Wednesday, May 27, 2009

Unintended Consequences

Just last week the Department of Homeland Security invited science-fiction writers to help them forecast the future, to jiggle the portals of imagination using scientific possibilities.

How strange is that? Not very, really. Early sci-fi authors drew fantastic worlds that are now our reality. Jules Verne was scooting around in space and underwater before we sent rockets to the moon or pressurized ourselves against the ocean depths.

So if Greg Bear, who was MC at the DHS conference, imagines a City at the End of Time, who are we to pooh-pooh such far-sighted vision? When I interviewed Bear last year for a newspaper article, he said he is like radar for deep structures of science and society. When we put those two together, he said, we have a story.

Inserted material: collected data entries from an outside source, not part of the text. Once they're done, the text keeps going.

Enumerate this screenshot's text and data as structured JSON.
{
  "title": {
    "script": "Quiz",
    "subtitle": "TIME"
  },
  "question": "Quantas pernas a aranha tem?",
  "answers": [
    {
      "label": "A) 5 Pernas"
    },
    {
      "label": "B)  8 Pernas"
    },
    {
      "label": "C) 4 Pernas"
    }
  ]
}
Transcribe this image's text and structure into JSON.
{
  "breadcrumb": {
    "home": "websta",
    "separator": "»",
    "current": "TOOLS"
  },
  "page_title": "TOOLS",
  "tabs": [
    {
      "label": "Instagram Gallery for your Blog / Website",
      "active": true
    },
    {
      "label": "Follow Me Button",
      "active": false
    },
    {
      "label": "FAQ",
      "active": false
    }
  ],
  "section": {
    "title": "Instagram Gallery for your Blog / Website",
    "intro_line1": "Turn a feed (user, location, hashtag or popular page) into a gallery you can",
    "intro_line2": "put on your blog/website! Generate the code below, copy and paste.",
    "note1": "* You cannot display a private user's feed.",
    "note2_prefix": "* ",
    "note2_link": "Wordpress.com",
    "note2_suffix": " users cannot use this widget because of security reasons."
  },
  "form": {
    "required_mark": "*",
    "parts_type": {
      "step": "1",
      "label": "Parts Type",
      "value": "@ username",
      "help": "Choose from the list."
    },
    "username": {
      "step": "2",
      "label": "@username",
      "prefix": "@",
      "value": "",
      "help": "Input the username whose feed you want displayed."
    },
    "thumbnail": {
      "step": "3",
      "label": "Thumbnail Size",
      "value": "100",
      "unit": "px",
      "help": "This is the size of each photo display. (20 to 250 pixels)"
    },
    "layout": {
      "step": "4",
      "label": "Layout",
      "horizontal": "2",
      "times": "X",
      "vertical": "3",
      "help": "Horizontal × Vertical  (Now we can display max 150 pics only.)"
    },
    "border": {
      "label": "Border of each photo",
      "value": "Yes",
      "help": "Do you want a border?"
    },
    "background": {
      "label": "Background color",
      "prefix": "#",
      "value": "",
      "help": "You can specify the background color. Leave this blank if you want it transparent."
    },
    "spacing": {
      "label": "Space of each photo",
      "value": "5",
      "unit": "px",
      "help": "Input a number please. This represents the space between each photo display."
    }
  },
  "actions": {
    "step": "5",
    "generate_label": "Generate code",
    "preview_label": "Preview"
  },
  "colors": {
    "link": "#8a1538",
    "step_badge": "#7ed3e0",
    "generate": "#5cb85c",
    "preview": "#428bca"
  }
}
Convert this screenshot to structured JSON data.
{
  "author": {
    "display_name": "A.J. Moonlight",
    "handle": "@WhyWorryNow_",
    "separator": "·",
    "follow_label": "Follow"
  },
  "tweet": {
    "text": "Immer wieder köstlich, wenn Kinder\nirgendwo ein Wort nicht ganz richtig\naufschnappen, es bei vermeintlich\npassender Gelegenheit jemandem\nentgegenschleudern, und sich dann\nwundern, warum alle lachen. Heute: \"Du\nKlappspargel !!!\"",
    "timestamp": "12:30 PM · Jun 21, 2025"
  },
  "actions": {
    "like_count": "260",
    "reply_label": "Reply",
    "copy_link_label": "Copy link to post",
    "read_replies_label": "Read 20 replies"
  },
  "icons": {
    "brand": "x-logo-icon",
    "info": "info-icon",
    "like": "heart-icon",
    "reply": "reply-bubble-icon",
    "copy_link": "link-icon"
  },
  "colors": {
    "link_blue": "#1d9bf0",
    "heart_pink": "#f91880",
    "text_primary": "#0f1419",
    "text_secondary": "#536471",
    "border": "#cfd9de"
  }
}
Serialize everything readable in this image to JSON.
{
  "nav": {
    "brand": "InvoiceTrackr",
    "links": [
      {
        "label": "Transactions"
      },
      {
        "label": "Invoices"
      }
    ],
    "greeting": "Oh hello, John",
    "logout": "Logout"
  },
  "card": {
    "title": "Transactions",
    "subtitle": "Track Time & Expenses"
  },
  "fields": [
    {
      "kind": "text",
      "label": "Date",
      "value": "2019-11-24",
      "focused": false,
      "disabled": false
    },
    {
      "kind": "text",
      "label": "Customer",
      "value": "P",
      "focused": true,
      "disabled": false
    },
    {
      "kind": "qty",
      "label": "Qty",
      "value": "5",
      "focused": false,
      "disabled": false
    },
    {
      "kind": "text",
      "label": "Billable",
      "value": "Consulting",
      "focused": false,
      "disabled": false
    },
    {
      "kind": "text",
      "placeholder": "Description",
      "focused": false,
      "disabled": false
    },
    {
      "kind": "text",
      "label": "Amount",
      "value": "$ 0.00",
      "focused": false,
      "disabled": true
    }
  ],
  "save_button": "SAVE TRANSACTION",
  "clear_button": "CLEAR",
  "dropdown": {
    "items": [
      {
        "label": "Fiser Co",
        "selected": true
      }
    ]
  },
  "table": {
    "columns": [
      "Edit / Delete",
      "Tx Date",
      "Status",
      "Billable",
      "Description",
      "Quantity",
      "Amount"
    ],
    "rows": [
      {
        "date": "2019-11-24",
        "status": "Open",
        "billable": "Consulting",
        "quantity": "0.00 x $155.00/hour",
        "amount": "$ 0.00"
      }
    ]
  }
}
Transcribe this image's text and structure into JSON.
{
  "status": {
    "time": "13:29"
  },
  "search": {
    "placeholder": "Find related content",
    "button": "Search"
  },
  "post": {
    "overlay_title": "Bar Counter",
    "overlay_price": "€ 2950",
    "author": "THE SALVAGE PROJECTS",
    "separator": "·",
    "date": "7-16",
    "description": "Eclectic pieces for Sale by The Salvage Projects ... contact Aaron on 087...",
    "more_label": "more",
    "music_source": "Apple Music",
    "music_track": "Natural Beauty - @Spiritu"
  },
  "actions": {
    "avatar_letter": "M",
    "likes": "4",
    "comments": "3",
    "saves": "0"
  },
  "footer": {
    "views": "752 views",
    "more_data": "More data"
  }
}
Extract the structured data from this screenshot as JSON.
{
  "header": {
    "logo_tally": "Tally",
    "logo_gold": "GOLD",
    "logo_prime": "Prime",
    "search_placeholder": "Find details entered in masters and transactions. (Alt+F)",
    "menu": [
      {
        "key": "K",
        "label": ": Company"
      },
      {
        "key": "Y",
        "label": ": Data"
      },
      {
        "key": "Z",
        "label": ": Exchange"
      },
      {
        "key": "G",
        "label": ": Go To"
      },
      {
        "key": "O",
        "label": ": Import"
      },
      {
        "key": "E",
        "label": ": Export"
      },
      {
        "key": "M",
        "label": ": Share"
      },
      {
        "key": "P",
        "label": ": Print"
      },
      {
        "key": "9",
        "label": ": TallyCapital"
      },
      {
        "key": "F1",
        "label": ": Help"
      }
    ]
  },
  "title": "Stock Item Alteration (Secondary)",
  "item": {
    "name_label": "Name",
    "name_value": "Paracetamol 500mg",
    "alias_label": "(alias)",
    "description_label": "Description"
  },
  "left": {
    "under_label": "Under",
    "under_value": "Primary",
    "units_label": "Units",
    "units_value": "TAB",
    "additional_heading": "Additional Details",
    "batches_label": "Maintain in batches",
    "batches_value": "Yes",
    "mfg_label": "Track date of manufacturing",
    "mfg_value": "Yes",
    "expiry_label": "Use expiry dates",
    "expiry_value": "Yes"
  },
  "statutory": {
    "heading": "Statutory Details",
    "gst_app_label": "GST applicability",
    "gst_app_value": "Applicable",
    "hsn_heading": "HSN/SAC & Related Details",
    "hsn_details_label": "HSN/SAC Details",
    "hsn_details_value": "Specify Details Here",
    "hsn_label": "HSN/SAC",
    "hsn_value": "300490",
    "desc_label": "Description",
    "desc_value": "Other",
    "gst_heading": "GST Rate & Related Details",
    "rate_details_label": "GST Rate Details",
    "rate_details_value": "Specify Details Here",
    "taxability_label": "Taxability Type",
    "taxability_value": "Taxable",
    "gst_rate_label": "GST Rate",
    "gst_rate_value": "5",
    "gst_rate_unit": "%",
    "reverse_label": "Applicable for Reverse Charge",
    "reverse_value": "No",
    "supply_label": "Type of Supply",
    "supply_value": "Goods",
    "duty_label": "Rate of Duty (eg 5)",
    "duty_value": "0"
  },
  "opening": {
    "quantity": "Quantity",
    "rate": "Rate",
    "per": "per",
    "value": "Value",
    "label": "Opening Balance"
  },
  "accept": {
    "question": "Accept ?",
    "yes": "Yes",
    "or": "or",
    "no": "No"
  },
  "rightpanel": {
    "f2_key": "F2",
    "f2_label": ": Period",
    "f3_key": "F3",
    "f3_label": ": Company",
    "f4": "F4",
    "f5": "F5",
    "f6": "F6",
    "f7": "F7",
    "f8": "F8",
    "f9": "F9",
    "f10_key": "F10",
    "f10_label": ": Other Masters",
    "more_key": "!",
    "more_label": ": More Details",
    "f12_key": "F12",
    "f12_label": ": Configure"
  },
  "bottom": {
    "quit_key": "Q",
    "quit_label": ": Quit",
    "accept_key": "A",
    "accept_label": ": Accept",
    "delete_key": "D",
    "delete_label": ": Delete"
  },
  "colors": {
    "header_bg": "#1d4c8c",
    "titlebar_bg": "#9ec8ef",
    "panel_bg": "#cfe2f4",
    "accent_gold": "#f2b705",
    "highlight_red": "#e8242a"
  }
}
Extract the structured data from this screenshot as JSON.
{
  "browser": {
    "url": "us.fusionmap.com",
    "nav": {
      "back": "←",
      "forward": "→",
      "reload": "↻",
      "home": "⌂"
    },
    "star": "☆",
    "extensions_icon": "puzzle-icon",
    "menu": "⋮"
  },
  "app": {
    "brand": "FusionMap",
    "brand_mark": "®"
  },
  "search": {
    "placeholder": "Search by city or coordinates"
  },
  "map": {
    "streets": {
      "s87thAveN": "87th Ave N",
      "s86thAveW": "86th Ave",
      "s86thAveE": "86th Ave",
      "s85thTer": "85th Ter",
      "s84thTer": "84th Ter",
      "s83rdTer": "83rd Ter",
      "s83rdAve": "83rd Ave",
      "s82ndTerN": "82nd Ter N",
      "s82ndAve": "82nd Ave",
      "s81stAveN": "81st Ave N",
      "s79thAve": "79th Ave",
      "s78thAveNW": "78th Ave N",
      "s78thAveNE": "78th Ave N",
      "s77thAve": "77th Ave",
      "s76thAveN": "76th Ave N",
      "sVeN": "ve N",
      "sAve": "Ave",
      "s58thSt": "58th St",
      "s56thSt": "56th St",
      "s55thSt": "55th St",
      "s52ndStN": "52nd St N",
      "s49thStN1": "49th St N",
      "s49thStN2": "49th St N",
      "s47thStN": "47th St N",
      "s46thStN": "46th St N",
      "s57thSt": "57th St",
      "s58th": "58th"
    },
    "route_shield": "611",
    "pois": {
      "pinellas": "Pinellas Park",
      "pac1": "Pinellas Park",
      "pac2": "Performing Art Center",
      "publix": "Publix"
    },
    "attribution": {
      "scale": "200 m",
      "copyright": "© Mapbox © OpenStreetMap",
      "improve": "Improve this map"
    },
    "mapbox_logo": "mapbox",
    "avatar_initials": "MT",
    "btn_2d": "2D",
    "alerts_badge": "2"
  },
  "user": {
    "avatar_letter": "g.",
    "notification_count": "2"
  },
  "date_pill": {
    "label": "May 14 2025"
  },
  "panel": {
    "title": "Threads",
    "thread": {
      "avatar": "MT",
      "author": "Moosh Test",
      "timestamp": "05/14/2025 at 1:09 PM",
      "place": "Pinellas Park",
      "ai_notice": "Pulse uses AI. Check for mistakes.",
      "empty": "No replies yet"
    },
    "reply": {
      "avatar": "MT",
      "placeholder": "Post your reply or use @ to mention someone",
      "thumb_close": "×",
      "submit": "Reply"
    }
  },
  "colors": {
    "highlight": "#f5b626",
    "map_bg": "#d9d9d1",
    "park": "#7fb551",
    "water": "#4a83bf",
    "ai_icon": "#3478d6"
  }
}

Rolf Dietrich, DHS deputy director of research, told the Washington Post that the authors help department managers think more broadly about projects, especially about potential reactions and unintended consequences.

And that got me to thinking that reactions and consequences are what good stories in any genre are about. Any thoughts on this?


Donna said...

I'm sure I'm not the only one thinking of Orwell's "1984" these days . . . Good fiction certainly contains more truth and depth than mere facts, so it makes sense for government researchers to ask sci-fi authors to imagine the future. A story of any kind won't go far if the author doesn't tell us "what happens" and "how the characters react."

Tricia J. O'Brien said...

Certainly, Bear's comment on studying society (human nature and culture) as well as science to find the story is key. It is all about how the character reacts outwardly and inwardly.
And those unintended consequences, those what-ifs from the author's imagination, can't just be the fantastic, they must ring true based on what we know of the world -- how it is now and was and could be in the probable future.

Laura Canon said...

Anytime the government is asking writers for help it must be good, right? (As long as they're not spending a huge amount of money to do so.) I'd be interested to see what they come up with. Although we'll probably never know.
It reminds me of the Manhattan Project starting because Einstein wrote a letter to FDR stating that nuclear fission could, in theory, be used to make a weapon.

Tricia J. O'Brien said...

Well, there are two sides to this coin. While government types will likely keep things underwraps, I'm quite sure the writers will get story ideas even from the questions they are asked. Especially with speculative fiction, it's all about the what-ifs.

Dave said...

That's the second example of real world people pulling in fiction people that I have heard recently. Very interesting!